Despite a paucity of images, I’ve decided to write about the caribou for Critter Post 3. Caribou are an integral part of life in the Arctic and we were lucky enough to see one on the shore of the Beaufort Sea on Alaska’s North Slope – quite the sight, the lone antlered creature on the vast tundra. He was too far away to photograph, so for Critter Post 3 we’ll have to content ourselves with a couple of images taken on our trip to Denali National Park in 2015.

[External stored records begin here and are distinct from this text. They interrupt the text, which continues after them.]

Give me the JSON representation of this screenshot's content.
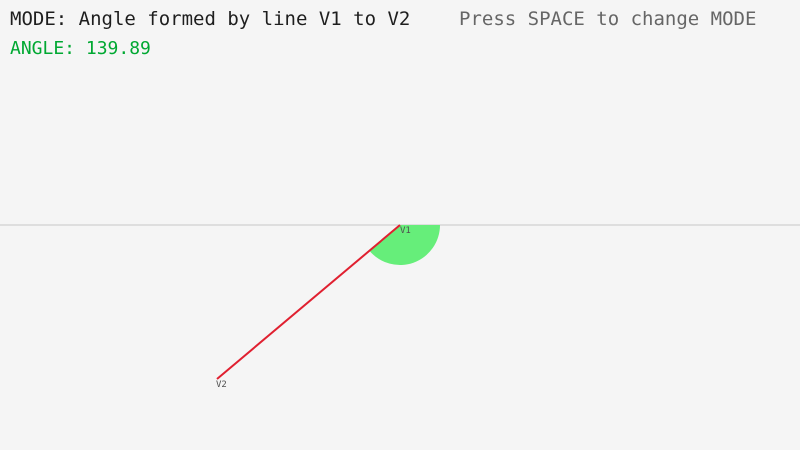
{
  "hud": {
    "mode_text": "MODE: Angle formed by line V1 to V2",
    "hint_text": "Press SPACE to change MODE",
    "angle_text": "ANGLE: 139.89"
  },
  "scene": {
    "angle_degrees": 139.89,
    "v1_label": "V1",
    "v2_label": "V2"
  },
  "colors": {
    "background": "#f5f5f5",
    "mode_text": "#1e1e1e",
    "hint_text": "#666666",
    "angle_text": "#00a832",
    "axis_line": "#c8c8c8",
    "angle_arc": "#66ee7a",
    "vector_line": "#e02030",
    "vertex_label": "#505050"
  }
}
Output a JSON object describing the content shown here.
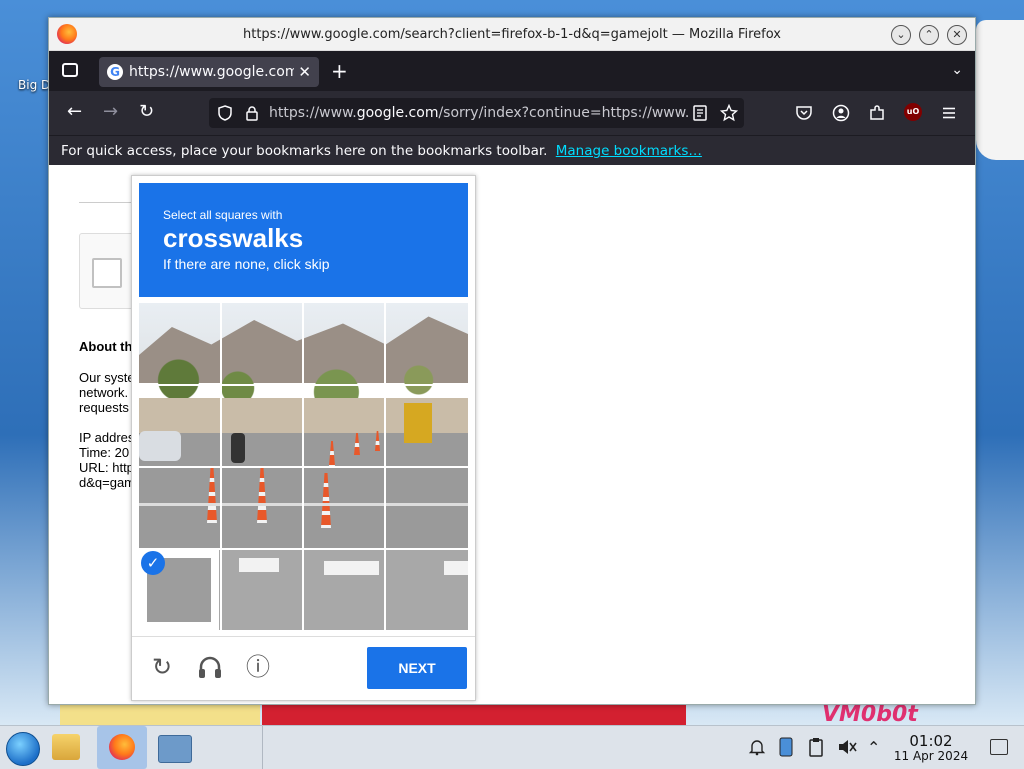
{
  "window": {
    "title": "https://www.google.com/search?client=firefox-b-1-d&q=gamejolt — Mozilla Firefox",
    "minimize_glyph": "⌄",
    "maximize_glyph": "⌃",
    "close_glyph": "✕"
  },
  "desktop": {
    "icon_label": "Big D",
    "watermark": "VM0b0t"
  },
  "tabs": [
    {
      "label": "https://www.google.com/",
      "favicon": "G",
      "close": "✕"
    }
  ],
  "tabbar": {
    "new_tab": "+",
    "list_all": "⌄"
  },
  "navbar": {
    "back": "←",
    "forward": "→",
    "reload": "↻",
    "url_prefix": "https://www.",
    "url_host": "google.com",
    "url_rest": "/sorry/index?continue=https://www.google.com/search",
    "ublock_label": "uO"
  },
  "bookmarks_bar": {
    "text": "For quick access, place your bookmarks here on the bookmarks toolbar.",
    "link": "Manage bookmarks…"
  },
  "page": {
    "about": "About th",
    "line1": "Our syste",
    "line2": "network.",
    "line3": "requests",
    "ip": "IP addres",
    "time": "Time: 20",
    "url1": "URL: http",
    "url2": "d&q=gam"
  },
  "captcha": {
    "instruction": "Select all squares with",
    "object": "crosswalks",
    "hint": "If there are none, click skip",
    "next_label": "NEXT",
    "selected_check": "✓",
    "reload_icon": "↻",
    "audio_icon": "🎧",
    "info_icon": "ⓘ"
  },
  "taskbar": {
    "time": "01:02",
    "date": "11 Apr 2024",
    "tray_up": "⌃"
  },
  "colors": {
    "captcha_blue": "#1a73e8",
    "firefox_dark": "#2b2a33",
    "link_cyan": "#00ddff"
  }
}
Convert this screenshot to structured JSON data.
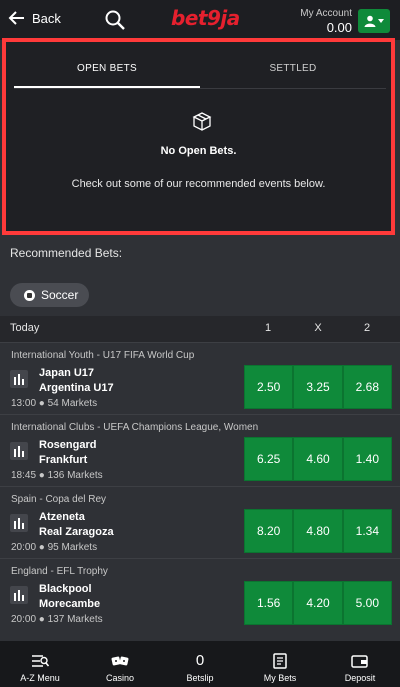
{
  "header": {
    "back_label": "Back",
    "logo_text": "bet9ja",
    "account_label": "My Account",
    "account_balance": "0.00"
  },
  "bets": {
    "tabs": [
      {
        "label": "OPEN BETS",
        "active": true
      },
      {
        "label": "SETTLED",
        "active": false
      }
    ],
    "empty_title": "No Open Bets.",
    "empty_message": "Check out some of our recommended events below."
  },
  "recommended": {
    "title": "Recommended Bets:",
    "sport_chip": "Soccer",
    "columns": {
      "day": "Today",
      "home": "1",
      "draw": "X",
      "away": "2"
    },
    "events": [
      {
        "league": "International Youth - U17 FIFA World Cup",
        "team1": "Japan U17",
        "team2": "Argentina U17",
        "meta": "13:00 ● 54 Markets",
        "odds": [
          "2.50",
          "3.25",
          "2.68"
        ]
      },
      {
        "league": "International Clubs - UEFA Champions League, Women",
        "team1": "Rosengard",
        "team2": "Frankfurt",
        "meta": "18:45 ● 136 Markets",
        "odds": [
          "6.25",
          "4.60",
          "1.40"
        ]
      },
      {
        "league": "Spain - Copa del Rey",
        "team1": "Atzeneta",
        "team2": "Real Zaragoza",
        "meta": "20:00 ● 95 Markets",
        "odds": [
          "8.20",
          "4.80",
          "1.34"
        ]
      },
      {
        "league": "England - EFL Trophy",
        "team1": "Blackpool",
        "team2": "Morecambe",
        "meta": "20:00 ● 137 Markets",
        "odds": [
          "1.56",
          "4.20",
          "5.00"
        ]
      }
    ]
  },
  "tabbar": {
    "items": [
      {
        "label": "A-Z Menu",
        "icon": "menu-icon"
      },
      {
        "label": "Casino",
        "icon": "casino-icon"
      },
      {
        "label": "Betslip",
        "count": "0"
      },
      {
        "label": "My Bets",
        "icon": "ticket-icon"
      },
      {
        "label": "Deposit",
        "icon": "wallet-icon"
      }
    ]
  },
  "colors": {
    "accent_green": "#0f8a3a",
    "brand_red": "#e5202e",
    "highlight": "#ff3a3a"
  }
}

Caribou is the name given to all North American populations of Rangifer tarandus, also known as reindeer. The caribou we’ve seen are barren-ground caribou, living on the tundra. There are also boreal woodland caribou. The barren-ground caribou have the largest migration of any land mammal, roaming 1,200 kilometers in a season from birthing grounds to feeding grounds. Bull caribou weigh 400-600 pounds and the cows average about 200 pounds. Both males and females grow antlers, which is unique in the deer family. The whole species is listed as Vulnerable by the IUCN Red List due to a 40% decline in global population over the last 25 years.
Range and Habitat:
The species is circumpolar in boreal forest and tundra, although it is only called ‘caribou’ in North America and Greenland.
Caribou have a four-chambered stomach that allows them to digest tough plant matter – lichens, sedges, grasses, and the leaves of willow and birch trees.
Humans, wolves, bears, mountain lions, lynx, and coyotes. Arctic Native cultures have long relied on caribou for food and clothing.
Mating usually occurs in early fall (September/October) and calves are born the following spring (May/June). During the rut (mating season), the males have frequent battles, sparring with their antlers. Survival rate for the calves is 30-50%, but the calves are able to travel with their mothers within an hour of birth.
Caribou fur is well-adapted to the cold Arctic climate, with a dense woolly undercoat and an outer coat of hollow guard hairs. Caribou hooves adapt to the season: in summer they become larger and spongier for better traction on the wet tundra; in winter their footpads shrink and become harder, enabling the animals to dig in the snow for lichen.